Both Johnson and MacWilliams were responding to questions from Tim Leadem, a lawyer for the Conservation Coalition, which represents seven environmental groups including the David Suzuki Foundation and the Georgia Strait Alliance.

Leaden was one of several lawyers who grilled four disease experts at the inquiry on Tuesday, where salmon farming was put on the hot seat.

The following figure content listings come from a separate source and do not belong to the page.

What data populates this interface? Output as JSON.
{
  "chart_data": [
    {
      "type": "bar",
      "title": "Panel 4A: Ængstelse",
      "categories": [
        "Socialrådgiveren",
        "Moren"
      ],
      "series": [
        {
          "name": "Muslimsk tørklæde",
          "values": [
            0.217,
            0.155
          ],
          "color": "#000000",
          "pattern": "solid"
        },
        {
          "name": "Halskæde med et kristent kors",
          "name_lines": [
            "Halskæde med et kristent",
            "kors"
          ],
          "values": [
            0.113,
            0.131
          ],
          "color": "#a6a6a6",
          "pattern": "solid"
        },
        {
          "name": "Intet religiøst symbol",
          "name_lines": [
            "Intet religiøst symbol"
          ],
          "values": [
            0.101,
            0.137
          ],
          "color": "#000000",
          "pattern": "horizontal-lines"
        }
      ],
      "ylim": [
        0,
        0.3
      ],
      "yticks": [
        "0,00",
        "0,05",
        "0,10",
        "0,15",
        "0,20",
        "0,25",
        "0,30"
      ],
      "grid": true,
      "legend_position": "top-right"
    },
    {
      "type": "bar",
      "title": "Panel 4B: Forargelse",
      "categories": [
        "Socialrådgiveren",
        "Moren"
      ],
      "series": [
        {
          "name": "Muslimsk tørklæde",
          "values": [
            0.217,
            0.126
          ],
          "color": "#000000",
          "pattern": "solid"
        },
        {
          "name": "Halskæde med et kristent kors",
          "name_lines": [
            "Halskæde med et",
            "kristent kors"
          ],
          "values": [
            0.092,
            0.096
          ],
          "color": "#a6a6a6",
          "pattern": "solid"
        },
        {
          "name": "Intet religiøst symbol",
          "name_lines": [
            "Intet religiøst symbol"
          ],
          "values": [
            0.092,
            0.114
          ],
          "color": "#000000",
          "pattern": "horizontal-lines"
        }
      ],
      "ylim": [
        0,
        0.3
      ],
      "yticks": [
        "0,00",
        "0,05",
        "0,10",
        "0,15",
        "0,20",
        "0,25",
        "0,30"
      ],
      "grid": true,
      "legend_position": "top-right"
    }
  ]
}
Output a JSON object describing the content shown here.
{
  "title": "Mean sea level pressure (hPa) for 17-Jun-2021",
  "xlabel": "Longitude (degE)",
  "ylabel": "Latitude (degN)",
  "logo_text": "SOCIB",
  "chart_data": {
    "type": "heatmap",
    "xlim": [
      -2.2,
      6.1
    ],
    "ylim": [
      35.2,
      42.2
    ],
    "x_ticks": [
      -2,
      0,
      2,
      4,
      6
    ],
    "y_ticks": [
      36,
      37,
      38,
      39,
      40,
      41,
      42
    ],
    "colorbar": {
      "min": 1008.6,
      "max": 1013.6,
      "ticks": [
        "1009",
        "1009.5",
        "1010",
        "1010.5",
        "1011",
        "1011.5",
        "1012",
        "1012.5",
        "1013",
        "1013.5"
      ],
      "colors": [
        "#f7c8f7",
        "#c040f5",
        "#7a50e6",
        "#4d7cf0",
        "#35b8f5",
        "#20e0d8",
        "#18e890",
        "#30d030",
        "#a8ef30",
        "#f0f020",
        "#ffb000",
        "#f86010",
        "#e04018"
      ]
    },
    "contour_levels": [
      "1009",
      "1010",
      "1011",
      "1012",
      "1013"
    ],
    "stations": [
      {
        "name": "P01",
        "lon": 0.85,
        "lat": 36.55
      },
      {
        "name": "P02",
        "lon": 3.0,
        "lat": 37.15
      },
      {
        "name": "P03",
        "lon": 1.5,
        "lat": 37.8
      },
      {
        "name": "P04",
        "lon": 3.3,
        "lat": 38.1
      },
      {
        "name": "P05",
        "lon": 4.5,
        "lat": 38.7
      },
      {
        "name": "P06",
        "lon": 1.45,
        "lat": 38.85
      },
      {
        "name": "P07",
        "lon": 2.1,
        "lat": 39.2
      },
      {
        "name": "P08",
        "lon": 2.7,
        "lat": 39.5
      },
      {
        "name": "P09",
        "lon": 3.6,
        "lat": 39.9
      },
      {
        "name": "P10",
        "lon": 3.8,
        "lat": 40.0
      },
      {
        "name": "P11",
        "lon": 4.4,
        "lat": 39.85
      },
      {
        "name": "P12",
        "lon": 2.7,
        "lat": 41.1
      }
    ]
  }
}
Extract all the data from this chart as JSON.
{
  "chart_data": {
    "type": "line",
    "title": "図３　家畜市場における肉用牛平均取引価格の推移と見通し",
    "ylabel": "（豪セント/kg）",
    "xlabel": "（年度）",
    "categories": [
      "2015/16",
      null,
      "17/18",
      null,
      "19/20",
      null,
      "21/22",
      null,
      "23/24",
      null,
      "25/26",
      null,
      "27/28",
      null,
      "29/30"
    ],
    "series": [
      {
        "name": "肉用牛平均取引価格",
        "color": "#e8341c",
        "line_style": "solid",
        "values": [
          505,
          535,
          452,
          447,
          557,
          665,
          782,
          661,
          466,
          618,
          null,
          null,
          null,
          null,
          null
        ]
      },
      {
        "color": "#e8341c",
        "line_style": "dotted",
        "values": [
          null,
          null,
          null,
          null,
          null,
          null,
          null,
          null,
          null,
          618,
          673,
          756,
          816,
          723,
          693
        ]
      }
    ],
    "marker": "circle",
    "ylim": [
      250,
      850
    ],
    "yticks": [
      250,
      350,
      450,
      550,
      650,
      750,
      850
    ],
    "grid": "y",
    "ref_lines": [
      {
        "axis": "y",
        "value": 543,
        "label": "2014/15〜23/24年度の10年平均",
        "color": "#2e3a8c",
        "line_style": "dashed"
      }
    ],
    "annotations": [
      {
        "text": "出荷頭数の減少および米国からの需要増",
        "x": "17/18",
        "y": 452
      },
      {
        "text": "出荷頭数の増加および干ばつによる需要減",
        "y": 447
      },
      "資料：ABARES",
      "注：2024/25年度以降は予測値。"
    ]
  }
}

Prime Minister Stephen Harper called the inquiry after sockeye returns to the Fraser River collapsed in 2009, falling to about 1.5 million from an anticipated 10 million.

Everything from climate change, disease, sea lice from salmon farms, toxic algae blooms and a lack of food in the ocean has been implicated. However, scientists have not been able to pinpoint explicitly why the sockeye stocks have been declining in the past 20 years.

In a sometimes testy exchange with anti-salmon farming lawyer Gregory McDade, Oregon State University professor Michael Kent said fish farms are not the primary source of the demise of the sockeye salmon based on the evidence so far.

Environmentalist Alexandra Morton, an observer at the inquiry, said in an interview that Kent did not properly take into account the effect of fish farms in his assessment of pathogens that can harm sockeye salmon.